April 2011
Pulling the Punches on Pensions - Increasing Retirement Age v RATS
Many of us believed at the start of our working life
that we would work hard, pay taxes and social security and
after 45 years, retire at the age of 65 on a states pension
which would keep us in the manner to which we had become
accustomed.
If we were lucky we worked for a Company that provided a non-contributory, final salary scheme or at least a defined contribution scheme, which would be index-linked and guaranteed and at an agreed date in the future, whether that be at aged 55, 60 or 65, our pension would begin. Many others started their own private pension plans, through life companies and made or make monthly or annual contributions, in the hope that this would provide them with sufficient pension for their retirement, but again this would not be forthcoming until the age of 60 or 65.
Most of us also believed that at aged 65 we would commence drawing our States Pension, currently £179.97 per week and now we are told that if the States make amendments to this currently policy, we will have to wait until we are 67 to enjoy these benefits.
The minister for Social Services, Deputy Ian Gorst, said this week, April 14th
’With many of us living longer, the amount of money being
paid out from the Social Security Fund will soon be greater
than the contributions coming in. If we do nothing, the
reserve we have built up will run out in the mid to late
2030s.
‘Of course this cannot be allowed to happen and social
security contributions will also have to rise eventually.
However, the changes I am proposing to State Pension Age
will help share the costs of an ageing population between
generations, so that the burden is not borne exclusively by
our children and grandchildren. The actions I am taking will
cut the projected increase in contributions in the period
2016 to 2036 by around a third. This translates into a
saving of some £28 million a year by 2036. Leaving the
pension age unchanged would have increased the financial
pressures on hard working Jersey families and on our young
people in particular.’
The question is; “What can you do about it?” Anyone born before the 1 January 1955 will not be affected by the changes; however that leaves many of us who will be affected, whether it be employed or self employed.
The relatively new Retirement Annuity Trust Schemes (RATS) introduced by the States and under Income Tax law, allows any Jersey resident currently earning to take out such a scheme and to save for their retirement. The major differences being from a traditional pension and a states pension, that you do not have to wait until you are 65 (or 67!) before you can begin drawing your pension. In fact you may start taking a pension from aged 50 and even draw 30% Tax Free Cash from your pension pot.
Therefore, should you not wish to take your RATS from aged 50, but can wait until you are aged 65, you can supplement your income in retirement for the two years until your States Pension kicks in!

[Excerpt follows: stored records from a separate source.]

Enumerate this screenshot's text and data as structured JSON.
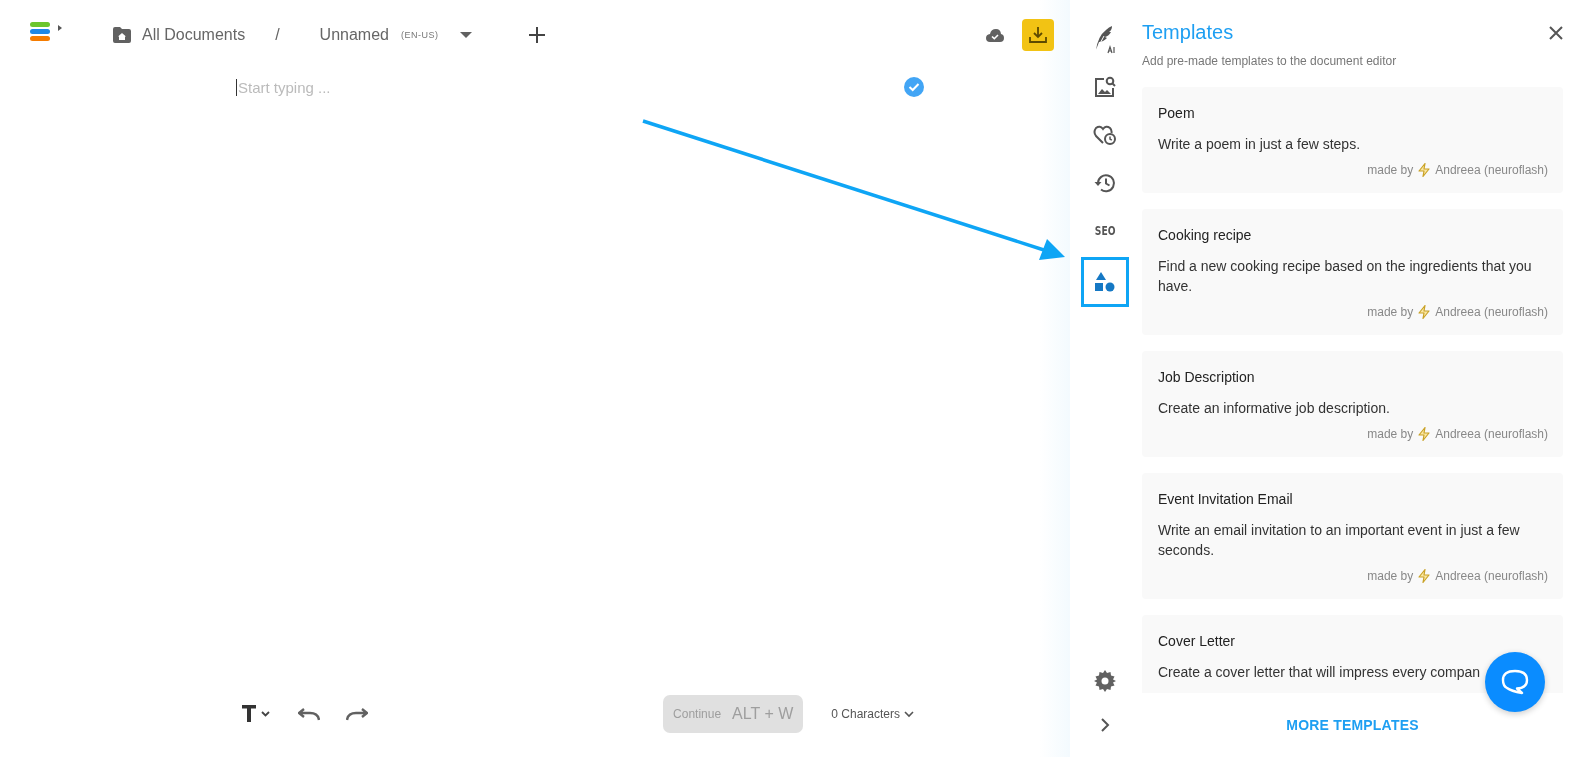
{
  "breadcrumb": {
    "folder": "All Documents",
    "separator": "/",
    "document": "Unnamed",
    "language": "(EN-US)"
  },
  "editor": {
    "placeholder": "Start typing ..."
  },
  "toolbar": {
    "continue": "Continue",
    "shortcut": "ALT + W",
    "continue_disabled": true,
    "characters": "0 Characters"
  },
  "rail": [
    {
      "kind": "ai-writer",
      "selected": false
    },
    {
      "kind": "image-search",
      "selected": false
    },
    {
      "kind": "favorites",
      "selected": false
    },
    {
      "kind": "history",
      "selected": false
    },
    {
      "kind": "seo",
      "label": "SEO",
      "selected": false
    },
    {
      "kind": "templates",
      "selected": true
    }
  ],
  "panel": {
    "title": "Templates",
    "subtitle": "Add pre-made templates to the document editor",
    "templates": [
      {
        "title": "Poem",
        "description": "Write a poem in just a few steps.",
        "made_by": "made by",
        "author": "Andreea (neuroflash)"
      },
      {
        "title": "Cooking recipe",
        "description": "Find a new cooking recipe based on the ingredients that you have.",
        "made_by": "made by",
        "author": "Andreea (neuroflash)"
      },
      {
        "title": "Job Description",
        "description": "Create an informative job description.",
        "made_by": "made by",
        "author": "Andreea (neuroflash)"
      },
      {
        "title": "Event Invitation Email",
        "description": "Write an email invitation to an important event in just a few seconds.",
        "made_by": "made by",
        "author": "Andreea (neuroflash)"
      },
      {
        "title": "Cover Letter",
        "description": "Create a cover letter that will impress every compan"
      }
    ],
    "more": "MORE TEMPLATES"
  }
}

RATS pensions are totally flexible, tax efficient and cost efficient to run. You can appoint an independent financial advisor to give you advice and act upon your behalf and you can make contributions either monthly, annually or adhoc to suit your circumstances. Existing UK or local pensions can be transferred in to your new RATS, to start you off, or you can commence with as little as £100.
Even if the States do not get this amendment through this time, you can rest assured that in only a short time, it will have to be introduced, so start doing something positive now and avoid those “low punches”.